By: Catherine Liu
Modern healthcare organizations are adapting and innovating in response to the boom in artificial intelligence. A recent paper details two distinct branches of use for artificial intelligence in healthcare: virtual and physical.
The virtual branch encompasses the use of deep learning in information management, management of electronic health records, and guidance of physicians in decision making. The virtual branch focuses on technology that can assist healthcare workers by processing and organizing information so less time is spent on menial tasks that could be completed by a computer. For example, electronic medical records make patient information easily accessible to doctors and nurses and allow for important information to be collectively organized in one location. The virtual branch also includes the many applications of machine learning techniques to imaging technology used by radiologists.

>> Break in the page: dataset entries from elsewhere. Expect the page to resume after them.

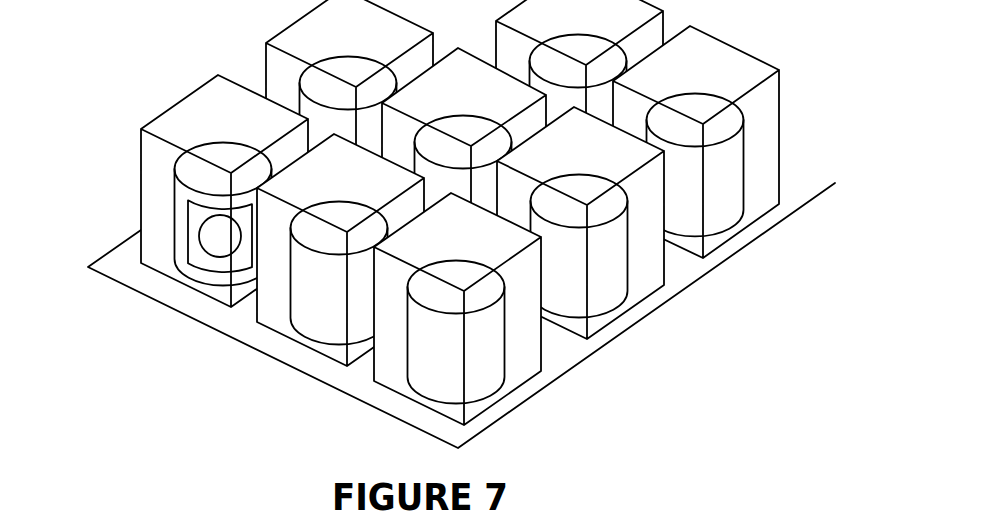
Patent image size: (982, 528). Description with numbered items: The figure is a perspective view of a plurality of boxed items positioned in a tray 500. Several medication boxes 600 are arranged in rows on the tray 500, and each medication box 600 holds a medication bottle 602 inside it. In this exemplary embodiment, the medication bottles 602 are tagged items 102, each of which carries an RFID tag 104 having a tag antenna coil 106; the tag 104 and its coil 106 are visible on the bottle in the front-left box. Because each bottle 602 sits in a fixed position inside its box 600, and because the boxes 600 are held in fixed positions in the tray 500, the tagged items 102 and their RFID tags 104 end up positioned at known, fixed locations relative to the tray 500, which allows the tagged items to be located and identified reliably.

The tagged item 102 is at (488, 338).
The RFID tag 104 is at (187, 215).
The tag antenna coil 106 is at (205, 253).
The tray 500 is at (238, 323).
The medication box 600 is at (168, 110).
The medication bottle 602 is at (612, 268).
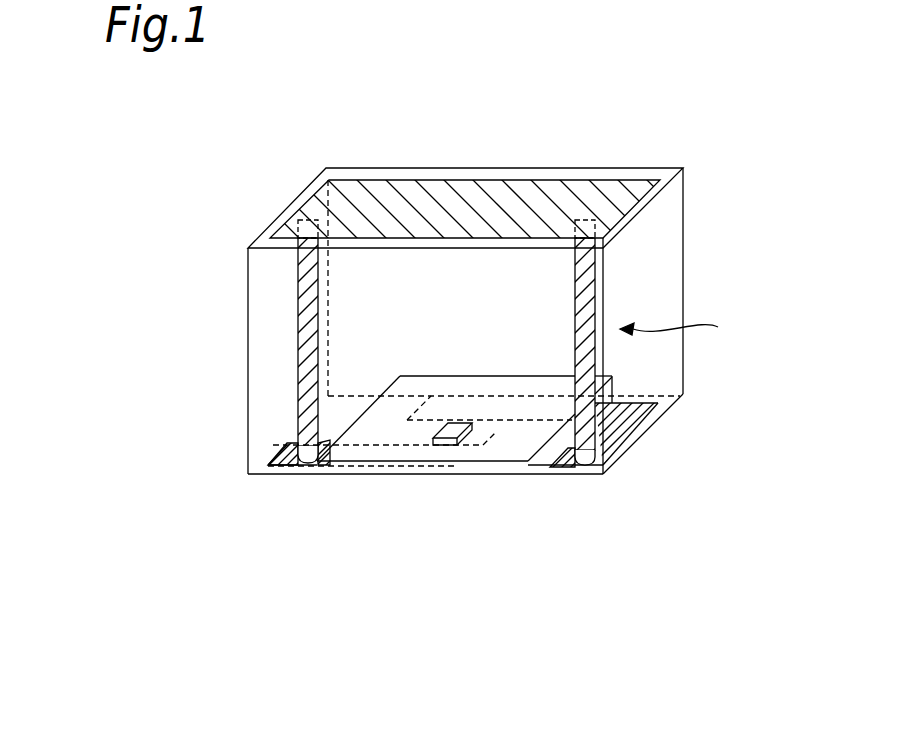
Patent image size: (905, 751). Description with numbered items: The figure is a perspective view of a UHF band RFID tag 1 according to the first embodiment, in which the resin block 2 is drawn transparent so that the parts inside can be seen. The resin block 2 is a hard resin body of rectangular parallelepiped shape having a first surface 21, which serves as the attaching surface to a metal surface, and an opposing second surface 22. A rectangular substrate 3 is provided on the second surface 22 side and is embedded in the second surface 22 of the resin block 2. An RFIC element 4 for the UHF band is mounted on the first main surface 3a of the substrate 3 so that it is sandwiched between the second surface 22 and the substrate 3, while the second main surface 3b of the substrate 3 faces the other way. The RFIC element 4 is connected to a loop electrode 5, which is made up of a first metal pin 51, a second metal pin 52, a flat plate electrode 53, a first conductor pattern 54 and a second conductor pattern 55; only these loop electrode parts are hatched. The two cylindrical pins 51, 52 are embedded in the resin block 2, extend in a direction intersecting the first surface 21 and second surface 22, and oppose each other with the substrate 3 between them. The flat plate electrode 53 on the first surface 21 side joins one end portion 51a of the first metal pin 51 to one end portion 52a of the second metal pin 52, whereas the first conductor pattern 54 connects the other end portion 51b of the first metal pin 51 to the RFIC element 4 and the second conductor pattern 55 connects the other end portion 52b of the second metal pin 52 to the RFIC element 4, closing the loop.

The UHF band RFID tag 1 is at (197, 141).
The resin block 2 is at (671, 207).
The first surface 21 is at (648, 168).
The second surface 22 is at (290, 432).
The substrate 3 is at (500, 465).
The first main surface 3a is at (374, 422).
The second main surface 3b is at (437, 470).
The RFIC element 4 is at (453, 444).
The loop electrode 5 is at (682, 323).
The first metal pin 51 is at (299, 326).
The one end portion of the first metal pin 51a is at (300, 222).
The other end portion of the first metal pin 51b is at (308, 460).
The second metal pin 52 is at (594, 289).
The one end portion of the second metal pin 52a is at (586, 220).
The other end portion of the second metal pin 52b is at (580, 468).
The flat plate electrode 53 is at (375, 190).
The first conductor pattern 54 is at (296, 464).
The second conductor pattern 55 is at (641, 409).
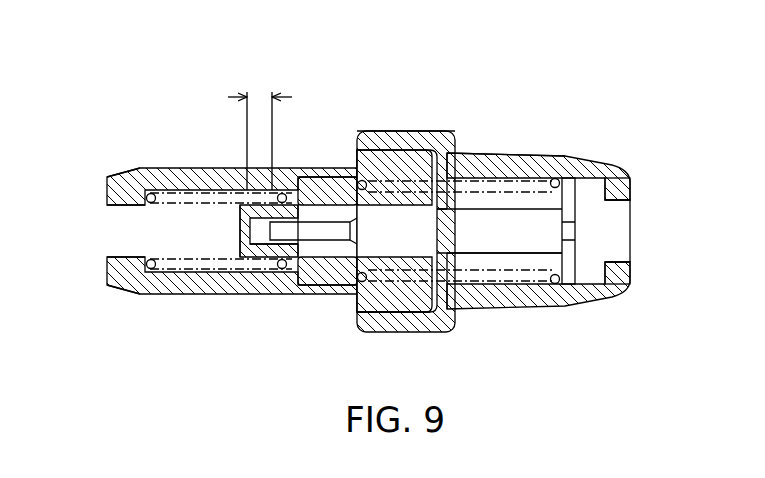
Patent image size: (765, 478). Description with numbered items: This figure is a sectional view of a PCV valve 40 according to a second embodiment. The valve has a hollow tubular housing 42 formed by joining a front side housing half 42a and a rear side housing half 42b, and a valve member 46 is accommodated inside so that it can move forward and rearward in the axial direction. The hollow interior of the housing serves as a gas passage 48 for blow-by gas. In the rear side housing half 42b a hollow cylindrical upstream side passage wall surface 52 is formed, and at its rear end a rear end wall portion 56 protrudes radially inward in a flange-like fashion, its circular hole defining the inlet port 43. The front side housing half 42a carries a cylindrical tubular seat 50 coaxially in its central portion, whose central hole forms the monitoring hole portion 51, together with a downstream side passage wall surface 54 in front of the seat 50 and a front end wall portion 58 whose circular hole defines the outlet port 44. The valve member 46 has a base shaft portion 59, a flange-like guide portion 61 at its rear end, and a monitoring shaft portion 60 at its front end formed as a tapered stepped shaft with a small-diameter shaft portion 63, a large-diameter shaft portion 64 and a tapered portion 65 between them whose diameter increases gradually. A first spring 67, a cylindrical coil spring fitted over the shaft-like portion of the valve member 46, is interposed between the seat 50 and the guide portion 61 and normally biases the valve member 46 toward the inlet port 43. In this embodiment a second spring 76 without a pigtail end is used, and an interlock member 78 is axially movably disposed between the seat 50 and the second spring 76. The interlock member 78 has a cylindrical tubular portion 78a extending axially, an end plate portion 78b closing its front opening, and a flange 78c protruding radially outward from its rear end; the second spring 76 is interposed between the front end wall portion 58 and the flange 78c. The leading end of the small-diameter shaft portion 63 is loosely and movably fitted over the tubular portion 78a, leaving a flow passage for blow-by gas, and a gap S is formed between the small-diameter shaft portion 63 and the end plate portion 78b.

The PCV valve 40 is at (457, 122).
The housing 42 is at (397, 129).
The front side housing half 42a is at (196, 188).
The rear side housing half 42b is at (548, 165).
The inlet port 43 is at (620, 236).
The outlet port 44 is at (108, 235).
The valve member 46 is at (498, 204).
The gas passage 48 is at (479, 269).
The seat 50 is at (330, 185).
The monitoring hole portion 51 is at (291, 190).
The upstream side passage wall surface 52 is at (617, 190).
The downstream side passage wall surface 54 is at (190, 268).
The rear end wall portion 56 is at (618, 193).
The front end wall portion 58 is at (107, 188).
The base shaft portion 59 is at (520, 255).
The monitoring shaft portion 60 is at (381, 258).
The guide portion 61 is at (566, 282).
The small-diameter shaft portion 63 is at (324, 238).
The large-diameter shaft portion 64 is at (418, 207).
The tapered portion 65 is at (364, 178).
The first spring 67 is at (362, 300).
The second spring 76 is at (152, 292).
The interlock member 78 is at (243, 262).
The tubular portion 78a is at (268, 262).
The end plate portion 78b is at (240, 229).
The flange 78c is at (291, 290).
The gap S is at (260, 128).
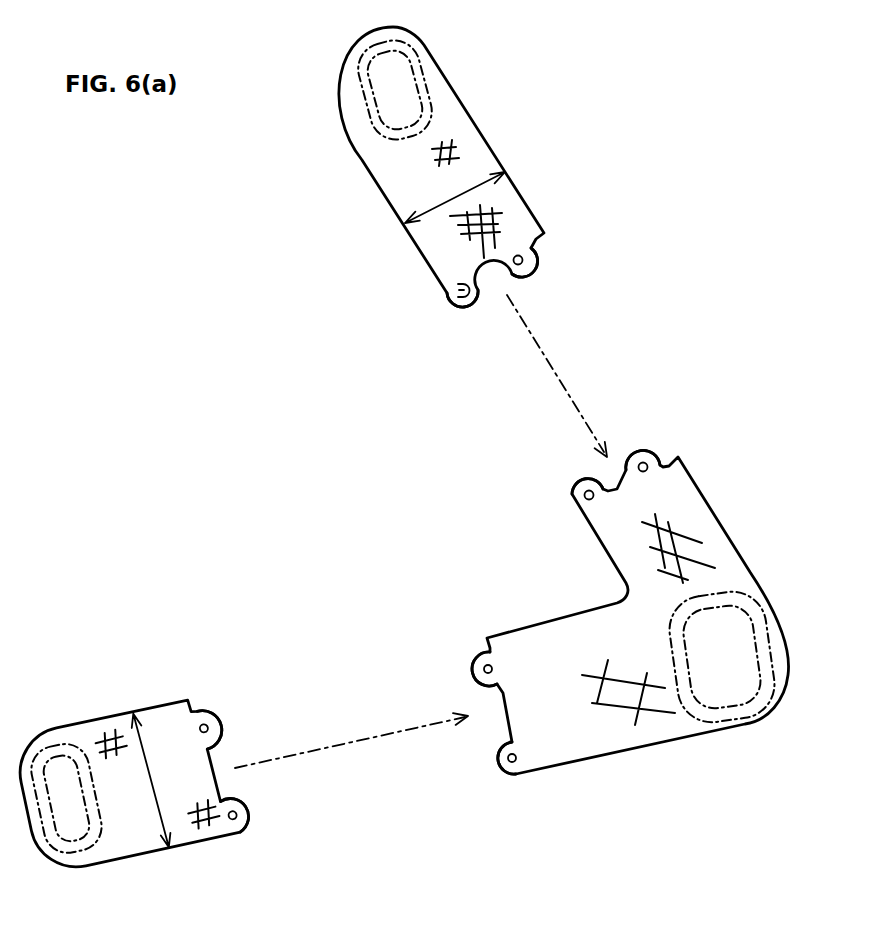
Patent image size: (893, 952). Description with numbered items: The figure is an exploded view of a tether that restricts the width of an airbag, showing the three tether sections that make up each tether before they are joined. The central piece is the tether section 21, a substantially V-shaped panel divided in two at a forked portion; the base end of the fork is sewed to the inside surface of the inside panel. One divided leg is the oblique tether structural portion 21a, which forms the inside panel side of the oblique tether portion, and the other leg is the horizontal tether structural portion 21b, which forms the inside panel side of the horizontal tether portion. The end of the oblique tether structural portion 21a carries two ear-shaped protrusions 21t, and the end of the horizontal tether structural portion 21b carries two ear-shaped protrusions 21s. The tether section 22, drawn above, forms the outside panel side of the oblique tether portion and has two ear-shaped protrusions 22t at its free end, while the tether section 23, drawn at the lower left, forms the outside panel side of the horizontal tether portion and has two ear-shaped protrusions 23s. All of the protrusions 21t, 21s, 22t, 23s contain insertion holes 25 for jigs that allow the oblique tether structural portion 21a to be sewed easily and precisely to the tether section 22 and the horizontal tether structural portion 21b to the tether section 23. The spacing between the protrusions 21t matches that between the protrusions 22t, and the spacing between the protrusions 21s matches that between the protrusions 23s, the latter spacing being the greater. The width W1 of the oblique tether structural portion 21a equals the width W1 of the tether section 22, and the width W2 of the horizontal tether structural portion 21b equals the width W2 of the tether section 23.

The tether section 21 is at (673, 636).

In contrast to the virtual branch, the physical branch focuses on tangible technologies that capitalize upon artificial intelligence in order to complete a set of tasks. This can include nanorobots that assist with drug delivery and robots that are used to assist elderly patients. For example, human-interactive robots can provide assistance, guide, and assist with psychological-enrichment with older patients (Shibata et al., 2010).
Although artificial intelligence holds great promise, there is a myriad of societal and ethical complexities that result from the use of artificial intelligence in healthcare, given concerns over reliability, safety, and accountability. As detailed at the Nuffield Council on Bioethics, artificial intelligence currently has many limitations in the medical field. For example, artificial intelligence is reliant on large amounts of data in order to learn how to behave, but the current availability and quality of medical data may not be sufficient for this purpose. Artificial intelligence may also propagate inequalities in healthcare if trained on biased data and may negatively affect patients. For example, a recent study found that men and women receive different treatment after heart attacks. Thus, if the training data did not account for this difference and included primarily male patients, the treatment suggestions given by the artificial intelligence program would be biased and thus may negatively affect female patients. On a practical note, artificial intelligence is limited by computing power, so the large, complex datasets inherent to healthcare may present a challenge, particularly for those organizations that do not have the financial resources to purchase and maintain computers capable of these calculations. Lastly, artificially intelligent systems may lack the empathy or ability to process a complex situation in order to ensure the correct suggestions for what further treatments should be pursued, as in the case of palliative care.
Rather than using artificial intelligence independently or completely abandoning it, combining the predictions made from machine learning algorithms with the expertise and empathy of healthcare providers may allow for better, more comprehensive treatment overall as we head into the future of modern healthcare.